Factor 2: Affective exhaustion and internal alienation. This component covers the following symptoms: depressive spectrum (self-accusation, loss of interest, cognitive fatigue); affective alienation (emotional separation, difficulty in resonance with others). In our opinion, it reflects a violation of affective integration, the loss of an internal idea of a “good object” and the dissociation of “I” from internal and external sources of support. This condition can be described as “a pattern of affective depletion”, which leads to a reduction in affective self-regulation and the capacity to mentalize emotional states.

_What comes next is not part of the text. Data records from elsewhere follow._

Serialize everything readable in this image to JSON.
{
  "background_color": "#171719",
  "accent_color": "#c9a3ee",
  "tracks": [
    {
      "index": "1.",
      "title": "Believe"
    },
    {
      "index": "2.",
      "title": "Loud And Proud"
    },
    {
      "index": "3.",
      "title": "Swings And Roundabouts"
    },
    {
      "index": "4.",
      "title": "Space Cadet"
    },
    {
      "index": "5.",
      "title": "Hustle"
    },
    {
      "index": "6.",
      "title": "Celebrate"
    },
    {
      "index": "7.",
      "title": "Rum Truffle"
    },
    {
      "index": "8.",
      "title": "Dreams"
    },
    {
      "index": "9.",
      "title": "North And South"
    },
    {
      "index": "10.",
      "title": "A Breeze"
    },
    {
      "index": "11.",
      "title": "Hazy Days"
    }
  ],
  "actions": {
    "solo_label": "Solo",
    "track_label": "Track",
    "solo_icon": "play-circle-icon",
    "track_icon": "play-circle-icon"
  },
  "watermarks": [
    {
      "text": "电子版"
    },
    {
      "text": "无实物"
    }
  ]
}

The results of statistical processing of the VADPRS scale show the following:
- A)
Inattention was the most common type of disorder in the sampling (20%) with high internal consistency of the subscale (α = 0.936). This indicates a persistent tendency to mild distraction as a typical sign of cognitive difficulties in children after trauma.
- B)
Symptoms of hyperactivity/impulsiveness and oppositional behavior were found less frequently (5%), but both subscales demonstrated good structural consistency (α=0.890; α=0.898). Therefore, such disorders are less common but clinically significant markers of mental dysregulation.
- C)
Anxiety and depressive symptoms were found in 20% of children. Excessive anxiety in interpersonal relationships was the most common symptom indicating a lack of basic safety and difficulties in emotional attachment.
- D)
Functional difficulties in studying were the most stable clinical phenomenon (α = 0.954). This provides an opportunity to interpret the decline in academic performance as a sensitive indicator of post-traumatic maladaptation.
- E)
Factor analysis allowed to distinguish four dysregulation patterns:
- ◦
Socio-cognitive disorientation – combines inattention, emotional vulnerability and reduction of functioning.
- ◦
Impulse dysregulation – reflects self-control and behavioral instability.
- ◦
Antisocial pattern treatment – manifests as external aggression on the background of deep internal helplessness.
- ◦
Affective-protest behavior is a destructive reaction to a loss that masks emotional burning.
- ◦
- F)
Totally, the symptomatology, revealed according to the VADPRS scale, was organized around two axes, namely cognitive-social disorganization and affective-impulsive instability. Both axes represented various forms of adaptation to child psycho-trauma caused by war and forced displacement.
- A)
The fact of displacement should be recognized as a potentially traumatic event in order to provide effective psychosocial support for children who have experienced the forced displacement. The social narrative should include space for subjective pain, even in cases where the event is presented as “salvation” or “good”.
Otherwise, the depreciation of the child’s experience only enhances alienation, blocks the verbalization of suffering and complicates his or her integration into the psyche.